Mencari

Aktivitas Magma Meningkat, Status Gunung Anak Krakatau Resmi Naik Jadi Siaga Level III

Aktivitas Magma Meningkat, Status Gunung Anak Krakatau Resmi Naik Jadi Siaga Level III

images (18)-1
JATENGPEDIA.ID - Tingkat aktivitas vulkanik Gunung Anak Krakatau yang berada di perairan Selat Sunda resmi dinaikkan dari Level II (Waspada) menjadi Level III (Siaga) pada hari Jumat, 3 Juli 2026.

 Langkah ini diambil oleh Badan Geologi Kementerian Energi dan Sumber Daya Mineral (ESDM) setelah mencermati lonjakan aktivitas yang cukup signifikan melalui pemantauan visual maupun instrumental belakangan ini. Berdasarkan rekaman data tim ahli, terdapat peningkatan intensitas gempa vulkanik serta perubahan bentuk pada tubuh gunung yang menandakan adanya pergerakan fluida dari dalam bumi.

"Peningkatan aktivitas ini menunjukkan adanya suplai magma ke permukaan, sehingga masyarakat dan wisatawan diminta tidak mendekati kawah aktif dalam radius yang telah direkomendasikan," ujar Pelaksana Tugas (Plt) Kepala Badan Geologi, Lana Saria.

Dilansir dari Antara, instrumen tiltmeter di sejumlah pos pengamatan juga menangkap gejala inflasi atau pembengkakan tubuh gunung yang menjadi indikasi kuat adanya penumpukan tekanan magma di kedalaman dangkal. Demi keselamatan bersama, pihak otoritas mengeluarkan rekomendasi tegas bagi para wisatawan, nelayan, maupun warga setempat agar mengosongkan area dalam radius lima kilometer dari kawah aktif. Pembatasan jarak aman ini sangat krusial guna menghindari risiko fatal akibat ancaman erupsi mendadak serta lontaran batu atau material pijar yang berbahaya.
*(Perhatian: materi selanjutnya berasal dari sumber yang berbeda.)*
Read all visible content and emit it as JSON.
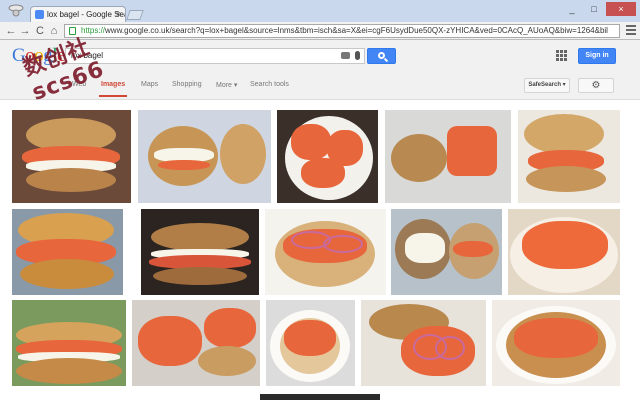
{
  "browser": {
    "tab_title": "lox bagel - Google Search",
    "tab_close": "×",
    "url_scheme": "https://",
    "url_rest": "www.google.co.uk/search?q=lox+bagel&source=lnms&tbm=isch&sa=X&ei=cgF6UsydDue50QX-zYHICA&ved=0CAcQ_AUoAQ&biw=1264&bil",
    "back": "←",
    "forward": "→",
    "reload": "C",
    "home": "⌂"
  },
  "google": {
    "logo_letters": [
      "G",
      "o",
      "o",
      "g",
      "l",
      "e"
    ],
    "search_value": "lox bagel",
    "signin_label": "Sign in",
    "tabs": [
      {
        "label": "Web",
        "active": false
      },
      {
        "label": "Images",
        "active": true
      },
      {
        "label": "Maps",
        "active": false
      },
      {
        "label": "Shopping",
        "active": false
      },
      {
        "label": "More ▾",
        "active": false
      },
      {
        "label": "Search tools",
        "active": false
      }
    ],
    "safesearch_label": "SafeSearch ▾",
    "gear_label": "⚙"
  },
  "watermark": {
    "text": "数创社scs66"
  },
  "colors": {
    "accent_red": "#d14836",
    "blue": "#4285f4",
    "salmon": "#e8663c"
  }
}
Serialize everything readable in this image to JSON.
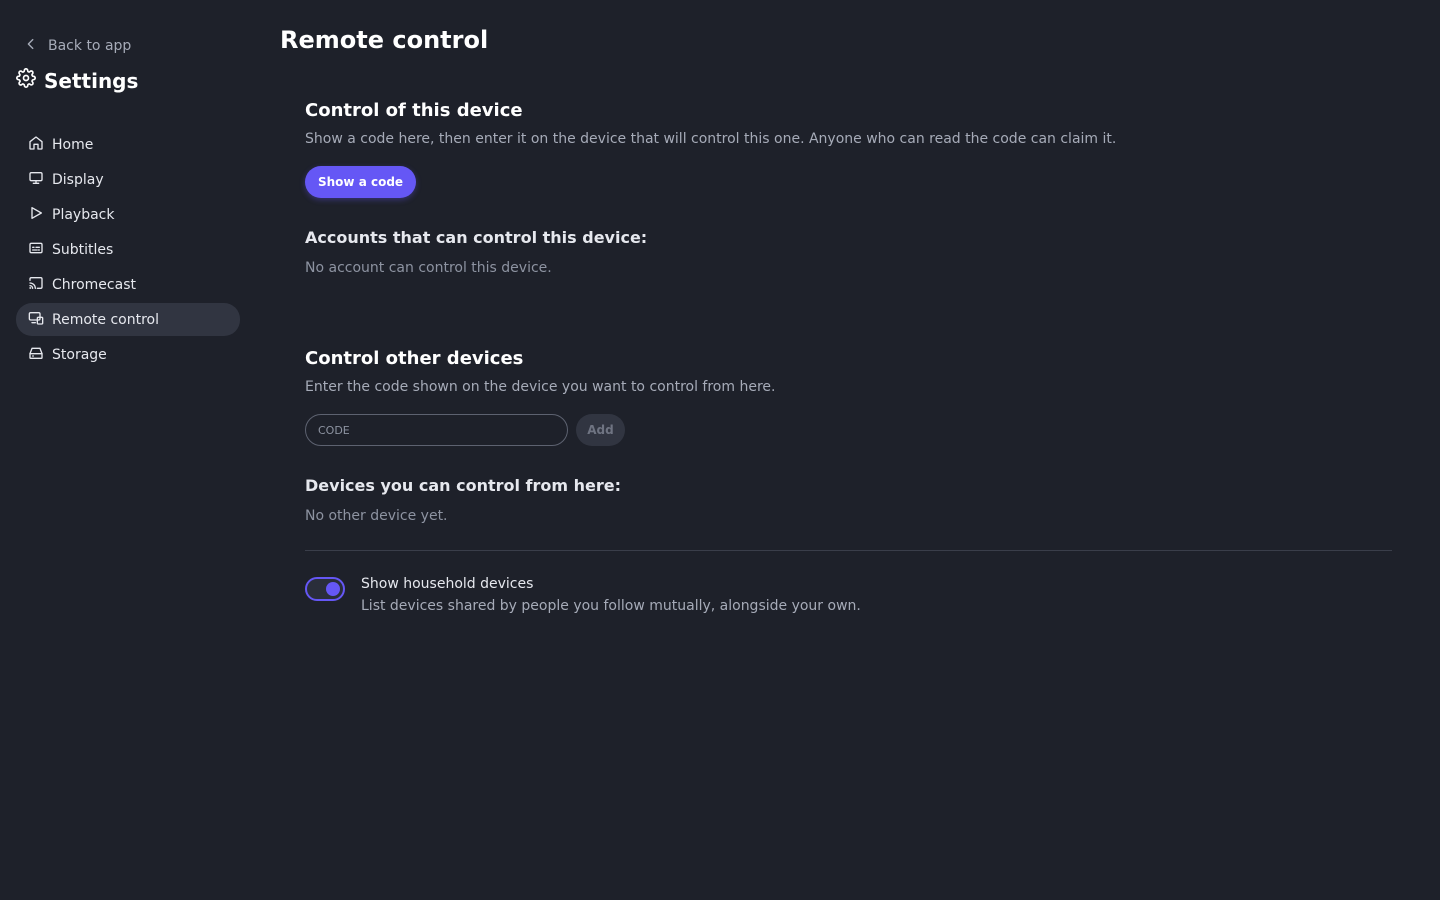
{
  "sidebar": {
    "back_label": "Back to app",
    "title": "Settings",
    "items": [
      {
        "label": "Home",
        "icon": "home-icon"
      },
      {
        "label": "Display",
        "icon": "monitor-icon"
      },
      {
        "label": "Playback",
        "icon": "play-icon"
      },
      {
        "label": "Subtitles",
        "icon": "subtitles-icon"
      },
      {
        "label": "Chromecast",
        "icon": "cast-icon"
      },
      {
        "label": "Remote control",
        "icon": "remote-devices-icon",
        "active": true
      },
      {
        "label": "Storage",
        "icon": "storage-icon"
      }
    ]
  },
  "main": {
    "title": "Remote control",
    "this_device": {
      "heading": "Control of this device",
      "description": "Show a code here, then enter it on the device that will control this one. Anyone who can read the code can claim it.",
      "button_label": "Show a code",
      "accounts_heading": "Accounts that can control this device:",
      "accounts_empty": "No account can control this device."
    },
    "other_devices": {
      "heading": "Control other devices",
      "description": "Enter the code shown on the device you want to control from here.",
      "code_placeholder": "CODE",
      "code_value": "",
      "add_label": "Add",
      "devices_heading": "Devices you can control from here:",
      "devices_empty": "No other device yet."
    },
    "household": {
      "label": "Show household devices",
      "description": "List devices shared by people you follow mutually, alongside your own.",
      "enabled": true
    }
  },
  "colors": {
    "background": "#1e212a",
    "accent": "#6557f5",
    "active_nav": "#313541"
  }
}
Di sisi lain, masyarakat yang tinggal di sepanjang kawasan pesisir Selat Sunda diimbau untuk tidak panik dan tetap menjalankan aktivitas sehari-hari dengan normal namun dengan tingkat kewaspadaan yang lebih tinggi. Pihak Badan Geologi meminta warga untuk selalu menyaring informasi dari sumber resmi serta patuh terhadap instruksi lanjutan dari pemerintah daerah maupun petugas pos pengamatan di lapangan. 

Pemerintah daerah bersama instansi kebencanaan terkait pun sudah diinstruksikan untuk mematangkan rencana kontinjensi serta mempererat jalur koordinasi guna mengantisipasi segala kemungkinan ke depan.

Untuk memastikan keselamatan publik, tim ahli dari Badan Geologi terus menyiagakan pemantauan penuh selama 24 jam tanpa henti di pusat observasi. Pengawasan super ketat ini dilakukan dengan mengandalkan integrasi jaringan seismik, pemantauan deformasi, hingga pengamatan visual secara langsung dari jarak aman. 

Melalui sistem deteksi dini yang bekerja terus-menerus tersebut, setiap perubahan sekecil apa pun pada perilaku vulkanik Gunung Anak Krakatau diharapkan dapat langsung terbaca dan diinformasikan dengan cepat kepada masyarakat luas.